Assumeva l’Ufficio che la contribuente, quale esercente l’officina elettrica sita nello stabilimento petrolchimico di Ferrara, in regime di autoproduzione con erogazione anche ad altre imprese terze e utenti, avrebbe dovuto presentare la dichiarazione annuale di consumo non cumulativamente ma per ognuna delle utilizzatrici; in tal modo aveva invece fruito indebitamente del cumulo dei consumi per la determinazione dei relativi scaglioni ai fini del calcolo delle imposte, influendo, quindi, sulla determinazione della base imponibile ai fini Iva.
L’impugnazione, accolta dalla Commissione tributaria provinciale di Milano, era rigettata dal giudice d’appello.
S. Spa ricorre per cassazione con due motivi, cui resiste l’Agenzia delle entrate con controricorso. Il Ministero è rimasto intimato.
Ragioni della decisione
1. Preliminarmente va dichiarata l’inammissibilità del ricorso nei confronti del Ministero dell’Economia e delle Finanze, che non è stato parte nel giudizio d’appello, ed è comunque estraneo al contenzioso tributario a seguito dell’istituzione delle agenzie fiscali.
2. Il primo motivo denuncia violazione e falsa applicazione dell’art. 57, comma 3, d.lgs. n. 504 del 1995 (Testo Unico sulle Accise, TUA) per aver la CTR fatto decorrere il termine di prescrizione dalla data di presentazione della dichiarazione annuale anziché da quella di avvenuto consumo dell’energia elettrica.
3. Il secondo motivo denuncia violazione e falsa applicazione del combinato disposto di cui agli artt. 52, comma 1 e 2, lettera o- bis, d.lgs. n. 504 del 1995, ratione temporis vigente, e 2, comma 2, d.lgs. n. 79 del 1999 attesa la “ratio oggettiva del beneficio accordato dalla norma che esenta dall’accisa l’energia impiegata all’interno di un opificio industriale in regime di autoproduzione, in presenza di consumi mensili superiori a 1.200.000 kWh, a prescindere dal numero d’imprese collegate e dal rapporto giuridico tra esse intercorrente”.
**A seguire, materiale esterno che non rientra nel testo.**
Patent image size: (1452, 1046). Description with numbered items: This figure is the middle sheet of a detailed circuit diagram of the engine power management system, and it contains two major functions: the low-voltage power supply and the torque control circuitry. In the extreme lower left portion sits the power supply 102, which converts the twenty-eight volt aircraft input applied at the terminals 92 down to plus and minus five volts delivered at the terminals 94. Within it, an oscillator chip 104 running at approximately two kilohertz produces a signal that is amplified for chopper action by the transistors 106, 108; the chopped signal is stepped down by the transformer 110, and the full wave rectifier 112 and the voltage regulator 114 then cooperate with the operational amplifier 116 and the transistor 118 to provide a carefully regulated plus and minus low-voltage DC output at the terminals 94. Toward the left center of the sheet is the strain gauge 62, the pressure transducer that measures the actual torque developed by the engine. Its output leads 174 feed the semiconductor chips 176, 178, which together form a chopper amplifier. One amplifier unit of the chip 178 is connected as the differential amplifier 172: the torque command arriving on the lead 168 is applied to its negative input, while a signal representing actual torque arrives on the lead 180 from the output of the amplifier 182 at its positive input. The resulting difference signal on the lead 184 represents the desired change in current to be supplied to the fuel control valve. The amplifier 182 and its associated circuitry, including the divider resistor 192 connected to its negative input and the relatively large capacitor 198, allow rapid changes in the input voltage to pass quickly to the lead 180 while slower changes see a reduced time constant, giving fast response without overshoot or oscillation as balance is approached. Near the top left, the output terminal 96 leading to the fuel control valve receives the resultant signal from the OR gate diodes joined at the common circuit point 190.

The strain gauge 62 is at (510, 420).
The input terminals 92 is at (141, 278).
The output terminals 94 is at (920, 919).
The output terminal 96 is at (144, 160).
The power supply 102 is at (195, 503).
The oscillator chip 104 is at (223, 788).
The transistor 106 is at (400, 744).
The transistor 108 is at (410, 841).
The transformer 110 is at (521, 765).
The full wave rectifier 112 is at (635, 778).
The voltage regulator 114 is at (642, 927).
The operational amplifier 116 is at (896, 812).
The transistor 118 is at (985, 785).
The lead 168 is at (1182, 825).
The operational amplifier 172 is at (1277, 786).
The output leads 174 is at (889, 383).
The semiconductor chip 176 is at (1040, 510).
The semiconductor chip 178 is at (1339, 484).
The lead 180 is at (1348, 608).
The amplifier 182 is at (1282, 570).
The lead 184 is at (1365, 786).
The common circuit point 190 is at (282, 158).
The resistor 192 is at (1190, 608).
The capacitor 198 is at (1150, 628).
La contribuente rileva, inoltre, che l’esclusione dalla tassazione riguarda tutta l’elettricità destinata all’uso favorito che superi la soglia di 1,2 milioni di chilowattora poiché la legge identifica nel produttore di energia il soggetto chiamato a scontare la tassazione sul consumo ed accorda all’autoproduttore la specifica esenzione; è invece irrilevante il rapporto tra autoproduttore dell’energia e fruitori ulteriori di essa, essendo sufficiente che i loro cicli produttivi interagiscano o siano tecnicamente connessi.
4. Va esaminato, per priorità logica, il secondo motivo, che è infondato.
4.1. La questione è stata già – e ripetutamente – oggetto di disamina, pure con riguardo alla medesima contribuente per controversia relativa a diversa annualità, da parte della Corte (v. Cass. n. 3537 del 07/03/2012; Cass. n. 21816 del 20/09/2017), che ha affermato il principio, da cui non v’è ragione per discostarsi, secondo il quale «l’esenzione dall’imposta erariale sull’energia elettrica, concessa dall’art. 52, comma 2, lett. o-bis), del d.lgs. n. 504 del 1995 nella fattispecie di consumo mensile superiore a 1,2 milioni di chilowattora in regime di autoproduzione, non può riferirsi al consumo complessivo di una pluralità di aziende solo perché incluse nello stesso comprensorio industriale» occorrendo «viceversa disaggregare, ai fini del riconoscimento del beneficio, i consumi mensili di ogni singola azienda».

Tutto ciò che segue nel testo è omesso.